Co się zdarzyło w Las Vegas
(2008, reż. Tom Vaughan) to sympatyczna komedia romantyczna (słowo komedia jest tu trochę nieadekwatne, ale niech już będzie).
Niespecjalnie udana, ale całkiem dobrze się ogląda. Mamy przypadkową parę Cameron Diaz i Ashton Kutcher (nie są to moi ulubieni aktorzy), która przypadkiem (ach te alkohole) bierze ślub. Reszty możecie się domyślić.
Nie warto się rozpisywać. W roli drugoplanowej zobaczycie też Zacha Galifianakisa.
Można obejrzeć, zwłaszcza w leniwe niedzielne popołudnia.
Oceniam na siedem
Czarny Czwartek : Janek Wiśniewski Padł (reż Antoni Krauze, 2011).
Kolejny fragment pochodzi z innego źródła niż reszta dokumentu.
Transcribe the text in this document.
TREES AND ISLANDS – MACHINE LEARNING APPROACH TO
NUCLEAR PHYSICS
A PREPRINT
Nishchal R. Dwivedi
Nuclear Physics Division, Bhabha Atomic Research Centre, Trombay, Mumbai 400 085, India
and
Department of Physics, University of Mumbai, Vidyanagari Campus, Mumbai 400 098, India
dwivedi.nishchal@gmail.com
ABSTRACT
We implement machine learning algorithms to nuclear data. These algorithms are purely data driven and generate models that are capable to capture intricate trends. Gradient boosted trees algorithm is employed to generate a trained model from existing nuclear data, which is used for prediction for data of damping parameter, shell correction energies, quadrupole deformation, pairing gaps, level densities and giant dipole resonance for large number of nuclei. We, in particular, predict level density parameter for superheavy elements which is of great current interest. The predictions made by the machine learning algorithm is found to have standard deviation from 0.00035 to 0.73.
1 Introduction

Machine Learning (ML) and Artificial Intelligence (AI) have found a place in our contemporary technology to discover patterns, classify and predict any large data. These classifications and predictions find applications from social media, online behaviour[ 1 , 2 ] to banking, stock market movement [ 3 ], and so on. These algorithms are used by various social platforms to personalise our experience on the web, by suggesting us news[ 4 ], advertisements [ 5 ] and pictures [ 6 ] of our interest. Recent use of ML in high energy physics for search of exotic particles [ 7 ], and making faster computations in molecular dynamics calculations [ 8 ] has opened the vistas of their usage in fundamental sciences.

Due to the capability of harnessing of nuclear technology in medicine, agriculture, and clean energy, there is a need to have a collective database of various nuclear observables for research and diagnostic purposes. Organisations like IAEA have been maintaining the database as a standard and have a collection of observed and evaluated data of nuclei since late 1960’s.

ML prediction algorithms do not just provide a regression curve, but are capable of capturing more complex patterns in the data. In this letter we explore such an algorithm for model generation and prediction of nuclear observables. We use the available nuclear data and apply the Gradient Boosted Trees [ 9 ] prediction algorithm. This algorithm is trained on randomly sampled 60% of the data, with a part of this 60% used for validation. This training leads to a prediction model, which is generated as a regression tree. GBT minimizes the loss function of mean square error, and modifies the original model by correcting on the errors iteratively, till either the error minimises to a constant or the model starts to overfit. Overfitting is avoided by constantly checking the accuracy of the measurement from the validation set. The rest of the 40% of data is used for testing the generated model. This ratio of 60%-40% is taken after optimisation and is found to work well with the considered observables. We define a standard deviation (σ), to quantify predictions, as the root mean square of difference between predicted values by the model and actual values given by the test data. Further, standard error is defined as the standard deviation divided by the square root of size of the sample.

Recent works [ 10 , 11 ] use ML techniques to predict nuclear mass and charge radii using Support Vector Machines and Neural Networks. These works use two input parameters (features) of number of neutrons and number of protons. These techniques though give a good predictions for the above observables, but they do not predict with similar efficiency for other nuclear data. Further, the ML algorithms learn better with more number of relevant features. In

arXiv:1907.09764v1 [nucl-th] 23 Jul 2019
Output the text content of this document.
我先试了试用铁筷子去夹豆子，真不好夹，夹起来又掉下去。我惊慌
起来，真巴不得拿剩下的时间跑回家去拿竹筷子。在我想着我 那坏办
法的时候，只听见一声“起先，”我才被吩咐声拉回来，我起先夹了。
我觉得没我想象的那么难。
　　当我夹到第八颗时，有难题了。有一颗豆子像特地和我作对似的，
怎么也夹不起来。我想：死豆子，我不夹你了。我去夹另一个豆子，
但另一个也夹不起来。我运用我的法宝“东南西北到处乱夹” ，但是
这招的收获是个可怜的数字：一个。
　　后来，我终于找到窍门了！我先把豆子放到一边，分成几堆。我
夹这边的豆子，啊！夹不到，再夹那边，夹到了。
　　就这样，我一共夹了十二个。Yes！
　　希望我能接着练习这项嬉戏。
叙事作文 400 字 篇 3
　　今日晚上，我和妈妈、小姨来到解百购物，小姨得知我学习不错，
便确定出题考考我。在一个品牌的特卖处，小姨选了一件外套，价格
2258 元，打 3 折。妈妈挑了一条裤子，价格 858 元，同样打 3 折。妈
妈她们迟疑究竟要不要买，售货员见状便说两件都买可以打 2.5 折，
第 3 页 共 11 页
Na ten film czekałem dosyć długo, w końcu go obejrzeliśmy. Nie jest to kino wybitne. Jest to film przyzwoity, jeden z niewielu, który opowiada o wydarzeniach PRL nie przez pryzmat Kościoła.
To ważne, to też podnosi ocenę.
Z drugiej strony twórcy filmu w padli w pułapkę mitologizowania czasów komunistycznych. Film przedstawia postawy ludzkie w sposób czarno-biały. Dobrzy, niewinni - tutaj, a tam - ZOMO.
Miałem nadzieję, że uda się tego uniknąć. Że wydarzenia grudnia 1970 zostaną ukazane w szerszym kontekście. Że ten film czegoś Nas nauczy o historii. Dostaliśmy jednak jednowymiarową, patetyczną kalkę, którą wzmocniono oryginalnymi ujęciami z tymtych wydarzeń.
Dlatego też ciężko nazwać ten tytuł filmem historycznym. Brakło kontekstu historyczno-kulturowego.
Mimo wszystko, cieszę się, że ten film powstał.. jest szansa, że powstaną kolejne, bardziej odważne, które w pełni ukażą złożoność tamtych lat.
Aktorsko film też nie powala na kolana. Jedyna rola, która jakoś utknęła mi w pamięci to Wojciech Pszoniak jako Gomułka. Świetna robota.
Film oceniam na siedem.
Super 8
(2011, reż. J.J. Abrams). Na tym tytule strasznie się zawiodłem. Spodziewałem się, czegoś genialnego, odkrywczego, a dostałem przeciętny film, o którym szybko się zapomina.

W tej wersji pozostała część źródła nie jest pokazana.